Nilai tukar rupiah mengawali perdagangan usai libur panjang Idul Adha dengan tren negatif. Mata uang Garuda terpantau melemah cukup dalam terhadap dolar Amerika Serikat (AS) pada pagi hari ini.

Berdasarkan data Refinitiv pada Jumat (29/5/2026), rupiah dibuka di level Rp17.800/US$. Posisi ini menunjukkan depresiasi sebesar 0,14% dibandingkan penutupan sebelumnya.

Tekanan Berlanjut dan Rekor Terlemah

Kondisi pagi ini memperpanjang tren koreksi yang sudah terjadi sebelum periode libur dimulai.

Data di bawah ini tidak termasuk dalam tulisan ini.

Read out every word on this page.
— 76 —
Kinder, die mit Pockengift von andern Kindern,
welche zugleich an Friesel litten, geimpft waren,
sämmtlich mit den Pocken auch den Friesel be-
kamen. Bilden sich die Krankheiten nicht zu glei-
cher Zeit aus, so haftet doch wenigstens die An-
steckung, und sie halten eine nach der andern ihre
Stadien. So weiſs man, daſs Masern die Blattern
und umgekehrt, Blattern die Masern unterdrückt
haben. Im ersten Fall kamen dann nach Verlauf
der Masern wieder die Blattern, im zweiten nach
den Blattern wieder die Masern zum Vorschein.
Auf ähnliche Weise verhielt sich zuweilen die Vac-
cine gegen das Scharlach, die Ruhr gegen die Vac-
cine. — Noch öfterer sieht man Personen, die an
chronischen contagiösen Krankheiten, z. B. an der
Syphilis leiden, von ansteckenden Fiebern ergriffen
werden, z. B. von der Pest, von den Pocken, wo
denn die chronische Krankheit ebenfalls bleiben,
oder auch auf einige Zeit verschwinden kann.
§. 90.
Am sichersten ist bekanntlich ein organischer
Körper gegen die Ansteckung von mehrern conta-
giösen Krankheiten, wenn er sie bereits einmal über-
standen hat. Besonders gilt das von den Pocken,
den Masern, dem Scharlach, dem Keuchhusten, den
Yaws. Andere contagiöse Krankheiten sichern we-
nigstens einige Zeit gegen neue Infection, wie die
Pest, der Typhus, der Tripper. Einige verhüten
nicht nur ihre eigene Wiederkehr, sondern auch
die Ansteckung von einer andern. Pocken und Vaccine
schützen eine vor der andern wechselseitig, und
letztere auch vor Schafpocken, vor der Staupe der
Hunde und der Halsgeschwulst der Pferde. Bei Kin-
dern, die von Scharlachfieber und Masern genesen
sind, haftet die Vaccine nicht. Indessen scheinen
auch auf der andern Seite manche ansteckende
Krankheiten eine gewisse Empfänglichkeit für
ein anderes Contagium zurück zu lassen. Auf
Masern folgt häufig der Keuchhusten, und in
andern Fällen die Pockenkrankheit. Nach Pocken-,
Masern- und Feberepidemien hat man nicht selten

Pada perdagangan Selasa (26/5/2026) lalu, rupiah ditutup merosot 0,25% ke posisi Rp17.775/US$.

Angka tersebut tercatat sebagai level penutupan terendah sepanjang sejarah rupiah terhadap greenback. Sementara itu, indeks dolar AS (DXY) terpantau bergerak stabil di level 98,974 pada pukul 09.00 WIB.

Pergerakan nilai tukar hari ini masih sangat dipengaruhi oleh dinamika geopolitik global. Berikut adalah beberapa faktor utama yang memengaruhi fluktuasi dolar AS saat ini:

Faktor eksternal yang memengaruhi pasar mata uang global:

  • Laporan mengenai kesepakatan perpanjangan gencatan senjata antara Amerika Serikat dan Iran.
  • Potensi pembukaan kembali jalur perdagangan dan lalu lintas melalui Selat Hormuz.
  • Ketidakpastian durasi konflik di Timur Tengah yang memicu perpindahan aset ke mata uang aman (safe haven).
  • Respons pasar terhadap isu deeskalasi konflik yang sempat melemahkan indeks dolar secara terbatas.

Poin-poin di atas menunjukkan betapa sensitifnya nilai tukar terhadap stabilitas politik di Timur Tengah. Dolar AS cenderung menguat tajam saat konflik memanas dan sedikit mereda ketika ada sinyal damai.

Respons Pemerintah Terhadap Pelemahan Rupiah

Menteri Keuangan Purbaya Yudhi Sadewa angkat bicara mengenai posisi nilai tukar yang hampir menyentuh Rp18.000 tersebut. Menurutnya, level saat ini sudah tidak lagi mencerminkan kondisi fundamental ekonomi nasional.

Purbaya menegaskan bahwa ekonomi Indonesia sebenarnya masih sangat solid. Hal ini didasarkan pada beberapa indikator makroekonomi yang dirangkum dalam tabel berikut:

Ringkasan indikator fundamental ekonomi Indonesia saat ini:

Indikator Ekonomi Kondisi Saat Ini
Pertumbuhan Ekonomi Berada di atas level 5%
Tingkat Inflasi Terjaga sesuai dengan sasaran pemerintah
Defisit Transaksi Berjalan Masih dalam posisi yang terkendali
Aliran Modal Asing Mulai menunjukkan tren masuk ke pasar domestik

Tabel tersebut menunjukkan bahwa tekanan terhadap rupiah lebih banyak dipicu oleh faktor sentimen global daripada masalah internal. Pemerintah melihat adanya ketidakwajaran dalam pergerakan harga pasar saat ini.

Guna mengatasi hal ini, Pemerintah bersama Bank Indonesia telah menyiapkan sejumlah langkah strategis. Fokus utama mereka adalah mengendalikan ketersediaan pasokan dolar AS di pasar dalam negeri.

Purbaya juga menjanjikan akan ada kebijakan tambahan untuk mendukung penguatan nilai tukar. Masuknya investor asing ke pasar domestik diharapkan mampu mengembalikan kepercayaan pasar terhadap mata uang rupiah.